Reputation: 997
I have a requirement to parse a lot of small unstructured files in near real-time inside Azure and load the parsed data into a SQL database. I chose Python (because I don't think any Spark cluster or big data would suite considering the volume of source files and their size) and the parsing logic has been already written. I am looking forward to schedule this python script in different ways using Azure PaaS
May I ask what's the implication of running a Python notebook activity from Azure Data Factory pointing to Azure Databricks? Would I be able to fully leverage the potential of the cluster (Driver & Workers)?
Also, please suggest me if you think the script has to be converted to PySpark to meet my use case requirement to run in Azure Databricks? The only hesitation here is the files are in KB and they are unstructured.
Upvotes: 1
Views: 812
Reputation: 2483
If the script is pure Python then it would only run on the driver node of the Databricks cluster making it very expensive (and slow due to cluster startup times).

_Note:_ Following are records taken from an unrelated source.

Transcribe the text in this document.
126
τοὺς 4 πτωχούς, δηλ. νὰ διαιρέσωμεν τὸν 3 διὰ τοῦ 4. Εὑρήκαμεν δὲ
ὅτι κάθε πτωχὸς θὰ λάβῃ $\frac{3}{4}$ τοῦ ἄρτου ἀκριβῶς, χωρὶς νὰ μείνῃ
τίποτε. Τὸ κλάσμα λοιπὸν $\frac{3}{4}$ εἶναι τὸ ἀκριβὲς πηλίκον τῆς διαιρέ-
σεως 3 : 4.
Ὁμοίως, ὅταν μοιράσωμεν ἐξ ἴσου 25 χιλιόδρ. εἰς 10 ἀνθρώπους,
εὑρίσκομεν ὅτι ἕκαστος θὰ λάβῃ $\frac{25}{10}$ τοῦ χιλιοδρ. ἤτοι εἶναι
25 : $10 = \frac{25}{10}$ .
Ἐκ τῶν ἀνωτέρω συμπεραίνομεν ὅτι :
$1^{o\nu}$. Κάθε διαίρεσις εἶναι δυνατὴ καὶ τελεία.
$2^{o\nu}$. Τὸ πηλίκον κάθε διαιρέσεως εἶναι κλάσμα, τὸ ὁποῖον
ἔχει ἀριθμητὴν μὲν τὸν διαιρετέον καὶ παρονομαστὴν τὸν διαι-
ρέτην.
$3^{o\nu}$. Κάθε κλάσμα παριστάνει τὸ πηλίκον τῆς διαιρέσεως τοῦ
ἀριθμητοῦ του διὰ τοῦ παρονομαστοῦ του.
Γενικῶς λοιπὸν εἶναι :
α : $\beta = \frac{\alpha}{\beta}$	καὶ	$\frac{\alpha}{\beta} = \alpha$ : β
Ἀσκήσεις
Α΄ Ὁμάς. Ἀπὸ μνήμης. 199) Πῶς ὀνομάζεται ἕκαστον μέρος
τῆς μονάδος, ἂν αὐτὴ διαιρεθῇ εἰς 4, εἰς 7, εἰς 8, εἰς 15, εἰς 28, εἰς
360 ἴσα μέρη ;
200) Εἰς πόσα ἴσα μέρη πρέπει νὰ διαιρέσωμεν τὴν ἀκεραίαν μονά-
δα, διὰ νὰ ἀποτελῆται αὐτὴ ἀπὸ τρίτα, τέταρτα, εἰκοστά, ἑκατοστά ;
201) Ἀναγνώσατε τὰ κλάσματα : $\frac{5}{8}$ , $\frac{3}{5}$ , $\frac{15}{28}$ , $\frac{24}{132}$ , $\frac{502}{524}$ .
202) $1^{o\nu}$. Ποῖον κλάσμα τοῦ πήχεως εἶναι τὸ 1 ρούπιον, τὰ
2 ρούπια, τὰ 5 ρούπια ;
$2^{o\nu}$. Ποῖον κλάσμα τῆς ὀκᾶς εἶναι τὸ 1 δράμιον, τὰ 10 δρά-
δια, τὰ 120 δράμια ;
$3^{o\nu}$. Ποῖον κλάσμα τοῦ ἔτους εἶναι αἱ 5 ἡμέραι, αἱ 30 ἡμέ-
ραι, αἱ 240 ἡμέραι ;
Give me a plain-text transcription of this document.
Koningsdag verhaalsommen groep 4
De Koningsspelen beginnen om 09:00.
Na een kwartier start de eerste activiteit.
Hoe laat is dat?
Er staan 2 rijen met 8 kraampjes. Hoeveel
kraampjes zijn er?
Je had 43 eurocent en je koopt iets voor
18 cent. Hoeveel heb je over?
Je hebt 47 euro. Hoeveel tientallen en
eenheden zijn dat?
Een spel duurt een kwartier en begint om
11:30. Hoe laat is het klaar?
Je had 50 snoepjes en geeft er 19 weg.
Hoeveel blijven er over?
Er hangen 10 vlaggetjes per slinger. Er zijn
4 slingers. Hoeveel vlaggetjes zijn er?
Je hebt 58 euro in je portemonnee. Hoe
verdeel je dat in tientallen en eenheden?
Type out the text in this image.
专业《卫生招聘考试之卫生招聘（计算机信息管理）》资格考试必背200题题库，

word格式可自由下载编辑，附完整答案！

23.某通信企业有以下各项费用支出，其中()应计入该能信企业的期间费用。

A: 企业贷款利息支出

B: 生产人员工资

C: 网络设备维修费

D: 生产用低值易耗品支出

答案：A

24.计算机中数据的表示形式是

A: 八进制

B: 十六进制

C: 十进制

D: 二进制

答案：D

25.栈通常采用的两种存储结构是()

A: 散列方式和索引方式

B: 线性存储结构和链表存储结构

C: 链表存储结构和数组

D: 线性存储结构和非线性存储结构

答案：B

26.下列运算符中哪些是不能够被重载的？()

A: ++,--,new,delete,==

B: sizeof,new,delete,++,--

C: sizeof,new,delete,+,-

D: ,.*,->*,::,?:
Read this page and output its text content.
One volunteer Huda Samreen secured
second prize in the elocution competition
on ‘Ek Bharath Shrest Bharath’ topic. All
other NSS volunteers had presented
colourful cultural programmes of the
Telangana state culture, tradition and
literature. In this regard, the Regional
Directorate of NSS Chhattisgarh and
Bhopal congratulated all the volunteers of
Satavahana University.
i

You could rewrite as pyspark but if the data volumes are as low as you say then this is still expensive and slow. The smallest cluster will consume two vm’s - each with 4 cores.
I would look at using Azure Functions instead. Python is now an option: https://learn.microsoft.com/en-us/azure/python/tutorial-vs-code-serverless-python-01
Azure Functions also have great integration with Azure Data Factory so your workflow would still work.
Upvotes: 1